Wir waren jetzt in eine Gegend gekommen, wo wir fast überall mit ziemlicher Leichtigkeit auf das Inlandseis hinaufgelangen konnten. Dort waren nach innen zu viele Nunataks (d. h. Berggipfel oder Felsmassen, die über die Oberfläche des Eises emporragen). Der allgemeinen Annahme der Grönlandsreisenden zufolge soll das Eis um diese Felszacken herum uneben und zerklüftet sein. Dies ist jedoch nur dann der Fall, wenn die Nunataks aus Gletschereis hervorragen, das sich in starker [S. 397] Bewegung befindet, in diesem Falle bieten sie dem Eise einen Widerstand, gegen den es gedrängt und gepreßt wird. An anderen Stellen dagegen — glaube ich — machen die Nunataks das Eis eher eben, indem sie es gleichsam festhalten und die gleitende Bewegung desselben, die diese Unebenheiten und Risse verursacht, verhindern. Es lag jedoch für uns kein Grund vor, das Inlandeis schon hier in Angriff zu nehmen, da das Fahrwasser bis nach Umivik hinauf offen zu sein schien, und von hier aus war die Entfernung bis nach Kristianshaab bedeutend geringer.
In immer mehr offenem Wasser setzten wir die Reise gen Norden fort, während rings um uns her an allen Ecken und Kanten Eisstücke herabstürzten, bald von den Gletschern, bald von den Eisbergen.
Gegen Abend hatten wir ein merkwürdiges Erlebniß. Gerade als wir zwischen einigen Eisbergen beschäftigt sind, zwei Eisschollen auseinander zu sprengen, ertönt ein furchtbares Getöse, und ein großes Stück des an der Backbordseite gelegenen Eisberges stürzt herab und zertrümmert zum Theil die eine Eisscholle, [S. 398] auf der wir stehen, wühlt einige mächtige Wogen auf und schafft uns das beste Fahrwasser, das wir nur wünschen können. Hätten wir ein paar Minuten früher den Weg eingeschlagen, den wir ursprünglich beabsichtigten, so wären wir wohl zertrümmert worden. Dies war das dritte Mal, daß uns dies begegnete.

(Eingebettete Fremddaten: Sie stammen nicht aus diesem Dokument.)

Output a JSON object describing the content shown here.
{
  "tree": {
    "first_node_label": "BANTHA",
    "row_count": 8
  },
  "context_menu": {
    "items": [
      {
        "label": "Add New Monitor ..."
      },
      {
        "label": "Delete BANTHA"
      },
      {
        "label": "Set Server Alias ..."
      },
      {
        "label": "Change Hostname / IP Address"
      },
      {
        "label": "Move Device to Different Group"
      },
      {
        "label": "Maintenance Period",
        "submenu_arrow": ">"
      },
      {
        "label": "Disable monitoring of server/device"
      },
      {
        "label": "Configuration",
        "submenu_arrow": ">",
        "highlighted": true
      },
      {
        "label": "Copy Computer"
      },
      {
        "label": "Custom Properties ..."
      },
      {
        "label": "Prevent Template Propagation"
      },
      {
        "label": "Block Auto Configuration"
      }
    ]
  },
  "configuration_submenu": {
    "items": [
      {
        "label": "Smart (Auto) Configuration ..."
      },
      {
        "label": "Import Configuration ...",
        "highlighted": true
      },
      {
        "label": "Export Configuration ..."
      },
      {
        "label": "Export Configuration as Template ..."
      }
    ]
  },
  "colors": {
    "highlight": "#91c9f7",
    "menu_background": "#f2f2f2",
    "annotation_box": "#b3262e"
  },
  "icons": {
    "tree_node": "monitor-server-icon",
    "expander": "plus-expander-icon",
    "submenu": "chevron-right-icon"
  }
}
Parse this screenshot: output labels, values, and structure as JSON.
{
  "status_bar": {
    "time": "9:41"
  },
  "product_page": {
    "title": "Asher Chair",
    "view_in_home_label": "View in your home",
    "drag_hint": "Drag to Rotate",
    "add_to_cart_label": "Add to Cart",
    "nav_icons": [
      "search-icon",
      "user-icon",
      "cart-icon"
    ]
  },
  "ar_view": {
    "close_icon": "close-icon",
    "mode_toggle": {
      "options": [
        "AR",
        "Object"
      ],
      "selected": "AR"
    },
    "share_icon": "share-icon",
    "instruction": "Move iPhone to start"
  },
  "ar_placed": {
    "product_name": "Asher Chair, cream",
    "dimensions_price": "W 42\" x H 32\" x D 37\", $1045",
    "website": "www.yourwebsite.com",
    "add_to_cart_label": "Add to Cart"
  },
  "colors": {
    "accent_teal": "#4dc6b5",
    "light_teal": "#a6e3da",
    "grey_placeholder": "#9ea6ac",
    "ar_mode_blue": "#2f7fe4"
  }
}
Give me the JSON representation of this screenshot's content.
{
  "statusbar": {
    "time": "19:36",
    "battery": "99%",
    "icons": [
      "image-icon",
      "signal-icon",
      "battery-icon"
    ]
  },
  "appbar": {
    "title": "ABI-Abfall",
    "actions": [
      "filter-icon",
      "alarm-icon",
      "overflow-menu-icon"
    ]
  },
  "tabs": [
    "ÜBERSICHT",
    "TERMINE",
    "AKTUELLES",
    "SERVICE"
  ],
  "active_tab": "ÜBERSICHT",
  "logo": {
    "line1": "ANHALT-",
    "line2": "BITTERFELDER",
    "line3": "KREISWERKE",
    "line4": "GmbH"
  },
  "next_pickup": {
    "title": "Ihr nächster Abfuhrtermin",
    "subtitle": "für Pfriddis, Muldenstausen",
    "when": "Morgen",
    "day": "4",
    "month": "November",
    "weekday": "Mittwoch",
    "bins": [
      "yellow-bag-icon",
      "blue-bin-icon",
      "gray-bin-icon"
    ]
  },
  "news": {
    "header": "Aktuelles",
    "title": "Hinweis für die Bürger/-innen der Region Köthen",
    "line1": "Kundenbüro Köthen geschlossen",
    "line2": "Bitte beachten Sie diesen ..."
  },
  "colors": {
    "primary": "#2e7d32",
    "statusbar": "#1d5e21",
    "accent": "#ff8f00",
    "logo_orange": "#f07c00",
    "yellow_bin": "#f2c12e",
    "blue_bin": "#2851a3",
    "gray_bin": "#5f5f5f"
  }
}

Auf einer kleinen Insel Kekertarsuatsiak vor dem Krumpensfjord , wo wir unser Mittagsessen verzehrten, begab ich mich auf den Gipfel, der sehr hoch war und von wo ich eine köstliche Aussicht über das nördliche Fahrwasser hatte, das offen und fast ganz frei von Treibeis zu sein schien , wenigstens so weit das Auge reichte, bis nach Umivik. Gletschereis und Eisberge waren ziemlich zahlreich vorhanden, besonders vor dem Gyldenlöves-Fjord und der Kolberger-Heide schienen viele Eisberge zu liegen. Die hohen Berge bei Umivik, besonders [S. 399] der kegelförmige Kiatak , der unser Ziel war, schienen ganz nahe zu liegen, doch mußte die Entfernung nach der Karte noch sieben Meilen betragen. Dies verschwieg ich den Gefährten, welche glaubten, daß wir noch vor Hereinbruch der Nacht dorthin gelangen könnten, weswegen sie aus Leibeskräften ruderten.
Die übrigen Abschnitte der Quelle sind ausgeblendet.